One area of concern was that an index gauging prices paid by service providers jumped nearly five points to 77.0, the highest since September 2005.
Overall, the report pointed to rising costs and sluggish growth in the service industries. The ISM nonmanufacturing index slipped below 50 in each month of the first quarter but has improved since then.
A separate report showed that productivity rose sharply in the first quarter despite weak economy growth, suggesting that firms shed workers and cut back on hours in response to weaker demand. Nonfarm productivity, a measure of output per hour, increased 2.6 percent (annualized rate) in the first quarter, upwardly revised from an initial report of 2.2 percent. The revision was due to an upward revision to output growth. From a year ago, productivity increased 3.3 percent, the strongest year-over-year growth in nearly four years.
Unit labor costs—a gauge of inflationary pressures from compensation—rose an unrevised 2.2 percent. However, unit labor costs growth in the fourth quarter of 2007 was revised sharply higher to 4.7 percent from 2.8 percent. Over the past year, unit labor costs have increased 0.7 percent in the first quarter, an upward revision from 0.2 percent in the preliminary report.
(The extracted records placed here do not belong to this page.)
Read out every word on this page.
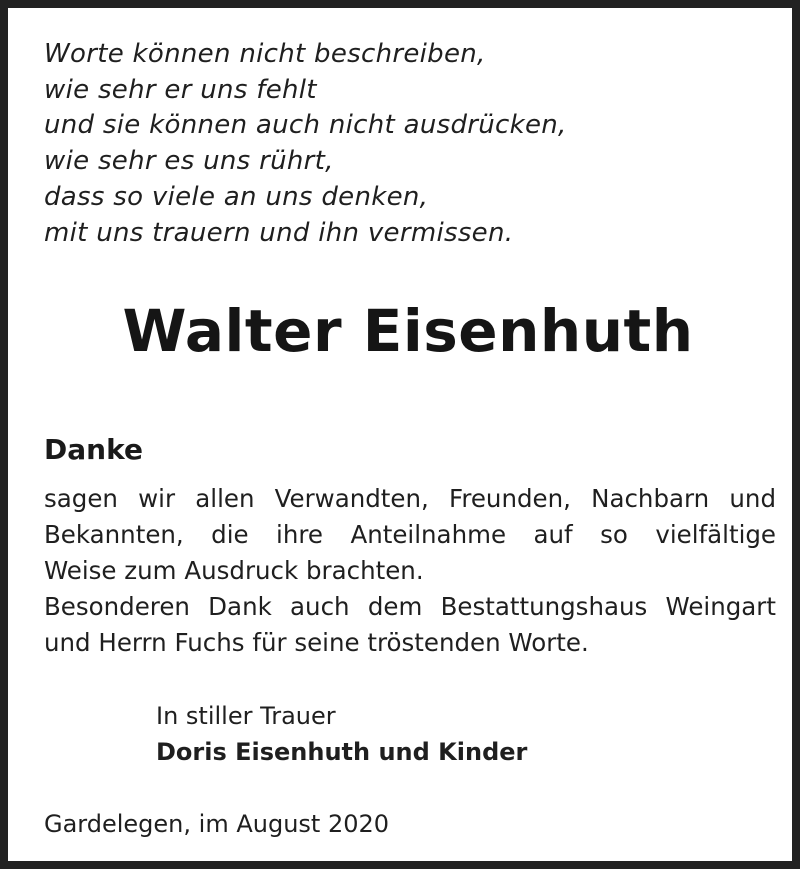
Worte können nicht beschreiben,
wie sehr er uns fehlt
und sie können auch nicht ausdrücken,
wie sehr es uns rührt,
dass so viele an uns denken,
mit uns trauern und ihn vermissen.
Walter Eisenhuth
Danke
sagen wir allen Verwandten, Freunden, Nachbarn und
Bekannten, die ihre Anteilnahme auf so vielfältige
Weise zum Ausdruck brachten.
Besonderen Dank auch dem Bestattungshaus Weingart
und Herrn Fuchs für seine tröstenden Worte.
In stiller Trauer
Doris Eisenhuth und Kinder
Gardelegen, im August 2020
Despite the upward revision, the year-over-year growth was still the slowest pace since the second quarter of 2004. Overall, the report indicated that productivity growth has remained strong with wage pressures remaining under control.
Stock markets advanced for the first time in three days while Treasuries declined on the stranger-than-expected ISM report. Stocks fell later on after Moody's Investors Service said it may lower the Aaa insurance ratings for MBIA Inc. and Ambac Financial Group Inc., the world's largest bond guarantors. The 10-year Treasury notes rose slightly and stood around 4.93 percent by mid-Wednesday afternoon.